There is no end in sight of the political stalemate, which points to severe problems with Iraq’s largely US-authored constitution. The March 7 elections produced a ‘hung parliament’ in which no one party has enough seats to form a majority, and it has proved impossible for the four major coalitions to come together around a national unity government because they cannot agree on who should be its prime minister. The Shiite religious parties make the most natural partners for al-Maliki, also from a Shiite religious party, the Da’wa. But he sent the army against the Mahdi Army of al-Sadr in 2008 in order to restore order in Basra and East Baghdad, and the Sadrists want al-Maliki to step down in favor of another candidate.
Iyad Allawi of the secular Iraqiya list, which received 80% of the Sunni Arab vote, wants to be prime minister because his list got 91 seats, the single best showing. But 91 seats in a parliament of 325 does not mean much, and in reality whoever can put together a coalition with 163 seats will form the government.
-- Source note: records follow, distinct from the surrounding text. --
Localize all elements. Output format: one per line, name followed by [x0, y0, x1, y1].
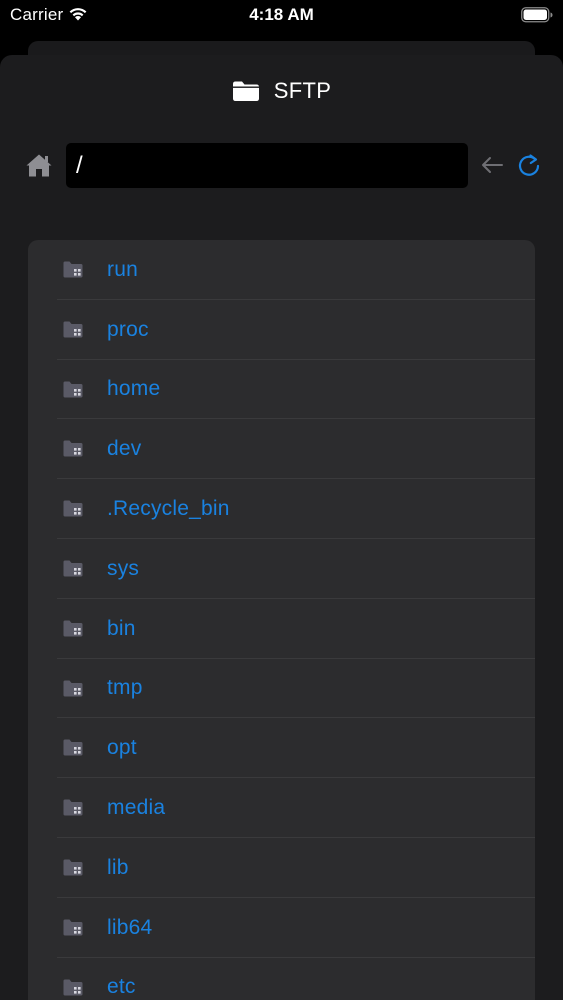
sheet-header: SFTP: [0, 75, 563, 107]
list-item-label: lib: [107, 855, 129, 879]
list-item-label: opt: [107, 736, 137, 760]
folder-icon: [232, 80, 260, 102]
list-item[interactable]: proc: [28, 300, 535, 360]
back-arrow-icon[interactable]: [480, 155, 504, 180]
path-bar: [0, 143, 563, 189]
list-item-label: tmp: [107, 676, 143, 700]
list-item[interactable]: bin: [28, 599, 535, 659]
list-item[interactable]: tmp: [28, 659, 535, 719]
list-item-label: dev: [107, 437, 142, 461]
list-item-label: .Recycle_bin: [107, 497, 230, 521]
sftp-sheet: SFTP / run proc home dev .Recycle_bin sy…: [0, 55, 563, 1000]
server-folder-icon: [63, 680, 83, 697]
server-folder-icon: [63, 620, 83, 637]
server-folder-icon: [63, 381, 83, 398]
server-folder-icon: [63, 500, 83, 517]
list-item-label: lib64: [107, 915, 153, 939]
server-folder-icon: [63, 560, 83, 577]
list-item[interactable]: .Recycle_bin: [28, 479, 535, 539]
list-item-label: bin: [107, 616, 136, 640]
server-folder-icon: [63, 799, 83, 816]
server-folder-icon: [63, 321, 83, 338]
file-list: run proc home dev .Recycle_bin sys bin t…: [28, 240, 535, 1000]
server-folder-icon: [63, 979, 83, 996]
list-item[interactable]: lib64: [28, 898, 535, 958]
list-item[interactable]: media: [28, 778, 535, 838]
list-item[interactable]: sys: [28, 539, 535, 599]
server-folder-icon: [63, 261, 83, 278]
list-item[interactable]: etc: [28, 958, 535, 1000]
list-item[interactable]: dev: [28, 419, 535, 479]
list-item[interactable]: lib: [28, 838, 535, 898]
list-item[interactable]: opt: [28, 718, 535, 778]
server-folder-icon: [63, 859, 83, 876]
server-folder-icon: [63, 739, 83, 756]
path-input[interactable]: [66, 143, 468, 188]
list-item-label: home: [107, 377, 161, 401]
server-folder-icon: [63, 919, 83, 936]
status-bar: Carrier 4:18 AM: [0, 0, 563, 30]
server-folder-icon: [63, 440, 83, 457]
screen: Carrier 4:18 AM SFTP / run proc home dev…: [0, 0, 563, 1000]
list-item-label: run: [107, 257, 138, 281]
list-item-label: media: [107, 796, 166, 820]
list-item-label: sys: [107, 556, 140, 580]
clock: 4:18 AM: [249, 5, 314, 24]
battery-icon: [521, 7, 553, 28]
list-item[interactable]: run: [28, 240, 535, 300]
list-item-label: etc: [107, 975, 136, 999]
page-title: SFTP: [273, 78, 332, 103]
list-item-label: proc: [107, 317, 149, 341]
home-icon[interactable]: [25, 153, 53, 183]
list-item[interactable]: home: [28, 360, 535, 420]
refresh-icon[interactable]: [516, 153, 542, 184]
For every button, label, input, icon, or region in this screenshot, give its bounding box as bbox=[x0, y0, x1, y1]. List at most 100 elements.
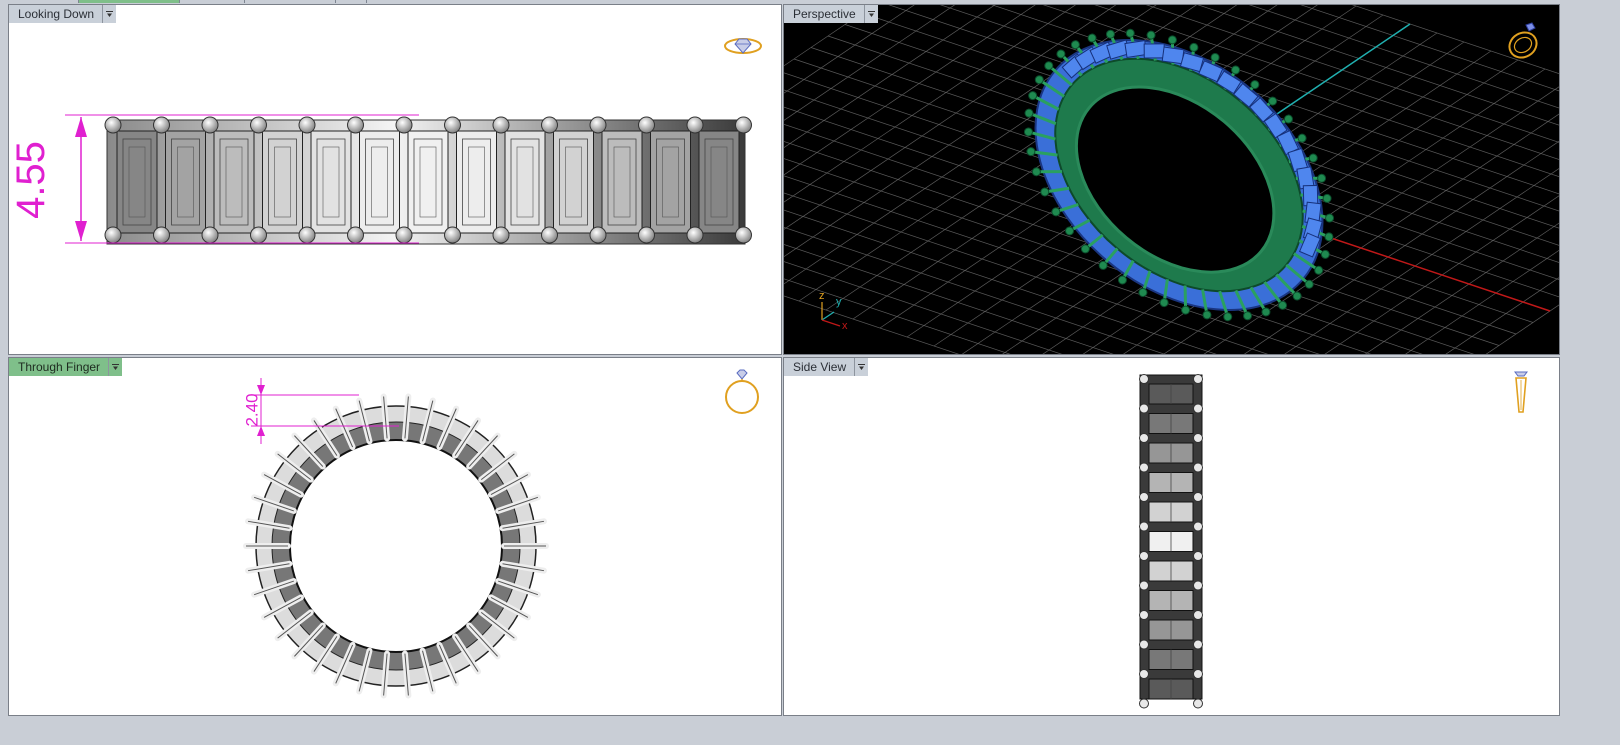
prong-top bbox=[735, 116, 752, 134]
prong-top bbox=[250, 116, 267, 134]
prong-top bbox=[201, 116, 219, 134]
prong-top bbox=[347, 116, 364, 134]
perspective-scene bbox=[784, 5, 1559, 354]
top-tab[interactable] bbox=[336, 0, 367, 3]
prong-top bbox=[541, 116, 558, 134]
prong-left bbox=[1139, 580, 1149, 591]
prong-right bbox=[1193, 374, 1203, 384]
prong-left bbox=[1139, 551, 1149, 561]
prong-tip bbox=[1167, 35, 1177, 45]
prong-tip bbox=[1322, 193, 1332, 203]
dropdown-arrow-icon[interactable] bbox=[109, 358, 123, 376]
prong-top bbox=[298, 116, 316, 134]
axis-label-y: y bbox=[836, 296, 842, 308]
dimension-arrow bbox=[257, 426, 265, 436]
blue-stone bbox=[1143, 43, 1165, 59]
prong-bottom bbox=[250, 226, 267, 244]
prong-bottom bbox=[589, 226, 607, 244]
prong-top bbox=[638, 116, 655, 134]
prong-tip bbox=[1024, 108, 1034, 118]
axis-label-z: z bbox=[819, 290, 825, 302]
prong-right bbox=[1193, 669, 1203, 679]
prong-left bbox=[1139, 433, 1149, 443]
prong-top bbox=[104, 116, 122, 134]
grid-line bbox=[784, 5, 915, 94]
prong-tip bbox=[1159, 298, 1169, 308]
prong-bottom bbox=[444, 226, 461, 244]
axis-label-x: x bbox=[842, 320, 848, 332]
prong-left bbox=[1139, 639, 1149, 650]
ring-inner bbox=[289, 439, 503, 653]
ring-front-view-icon bbox=[725, 369, 759, 414]
prong-left bbox=[1139, 669, 1149, 679]
prong-right bbox=[1193, 492, 1203, 502]
prong-top bbox=[492, 116, 510, 134]
prong-right bbox=[1193, 639, 1203, 650]
dropdown-arrow-icon[interactable] bbox=[864, 5, 878, 23]
top-tab-active[interactable] bbox=[79, 0, 180, 3]
prong-bottom bbox=[104, 226, 122, 244]
prong-bottom bbox=[541, 226, 558, 244]
viewport-label-side-view[interactable]: Side View bbox=[784, 358, 869, 376]
viewport-title: Side View bbox=[784, 358, 856, 376]
prong-bottom bbox=[492, 226, 510, 244]
grid-line bbox=[784, 5, 875, 67]
dimension-arrow bbox=[75, 117, 87, 137]
prong-tip bbox=[1181, 305, 1191, 315]
prong-tip bbox=[1028, 91, 1038, 101]
prong-right bbox=[1193, 610, 1203, 620]
prong-tip bbox=[1202, 310, 1212, 320]
axis-triad: z y x bbox=[814, 290, 854, 332]
ring-side-view-icon bbox=[1514, 371, 1528, 413]
prong-bottom bbox=[395, 226, 413, 244]
top-tab[interactable] bbox=[0, 0, 79, 3]
viewport-title: Through Finger bbox=[9, 358, 110, 376]
viewport-label-perspective[interactable]: Perspective bbox=[784, 5, 878, 23]
viewport-label-through-finger[interactable]: Through Finger bbox=[9, 358, 123, 376]
dropdown-arrow-icon[interactable] bbox=[855, 358, 869, 376]
prong-right bbox=[1193, 521, 1203, 532]
prong-right bbox=[1193, 433, 1203, 443]
ring-band-top-view bbox=[65, 114, 752, 245]
prong-tip bbox=[1324, 232, 1334, 242]
prong-right bbox=[1193, 403, 1203, 414]
viewport-title: Perspective bbox=[784, 5, 865, 23]
prong-tip bbox=[1320, 249, 1330, 259]
prong-tip bbox=[1223, 312, 1233, 322]
prong-bottom bbox=[153, 226, 170, 244]
prong-left bbox=[1139, 403, 1149, 414]
blue-stone bbox=[1161, 46, 1185, 65]
ring-side-view bbox=[1139, 374, 1203, 709]
prong-left bbox=[1139, 492, 1149, 502]
prong-tip bbox=[1189, 42, 1199, 52]
top-tab[interactable] bbox=[180, 0, 245, 3]
prong-left bbox=[1139, 521, 1149, 532]
prong-top bbox=[589, 116, 607, 134]
prong-right bbox=[1193, 462, 1203, 473]
prong-tip bbox=[1125, 28, 1135, 38]
prong-bottom bbox=[638, 226, 655, 244]
prong-right bbox=[1193, 580, 1203, 591]
prong-top bbox=[686, 116, 704, 134]
eternity-ring-3d bbox=[1023, 28, 1335, 322]
prong-tip bbox=[1026, 147, 1036, 157]
dropdown-arrow-icon[interactable] bbox=[103, 5, 117, 23]
prong-left bbox=[1139, 610, 1149, 620]
viewport-perspective[interactable]: Perspective z y x bbox=[783, 4, 1560, 355]
prong-tip bbox=[1040, 187, 1050, 197]
prong-left bbox=[1139, 374, 1149, 384]
viewport-side-view[interactable]: Side View bbox=[783, 357, 1560, 716]
prong-left bbox=[1139, 698, 1149, 709]
prong-bottom bbox=[201, 226, 219, 244]
viewport-through-finger[interactable]: Through Finger 2.40 bbox=[8, 357, 782, 716]
prong-top bbox=[395, 116, 413, 134]
ring-top-view-icon bbox=[724, 38, 762, 54]
prong-bottom bbox=[298, 226, 316, 244]
viewport-label-looking-down[interactable]: Looking Down bbox=[9, 5, 117, 23]
prong-top bbox=[444, 116, 461, 134]
prong-left bbox=[1139, 462, 1149, 473]
prong-right bbox=[1193, 698, 1203, 709]
prong-top bbox=[153, 116, 170, 134]
viewport-looking-down[interactable]: Looking Down 4.55 bbox=[8, 4, 782, 355]
top-tab[interactable] bbox=[245, 0, 336, 3]
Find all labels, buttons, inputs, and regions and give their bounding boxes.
Competition between Iran and Saudi Arabia is also complicating matters. Iran backs a big Shiite coalition, while Saudi Arabia is firmly in Allawi’s corner because of his Sunni Arab constituency. ( Riyadh is said to want a bigger role in Iraq to offset Iranian influence, a goal that can be realized only if Allawi and the Iraqiya come to power. The US is also backing Allawi, because of his anti-Iran credentials.
And so, with a whimper rather than a bang, the US will surrender any primary combat role in Iraq to a caretaker government and a green, inefficient army, leaving a major Persian Gulf power in shambles and at risk of ongoing violence and instability. It isn’t ideal. But attempting to stay in Iraq militarily would only cause more instability.
Now if only the Afghan parliament would negotiate a similar SOFA for that country, and the other war could be wound down as well.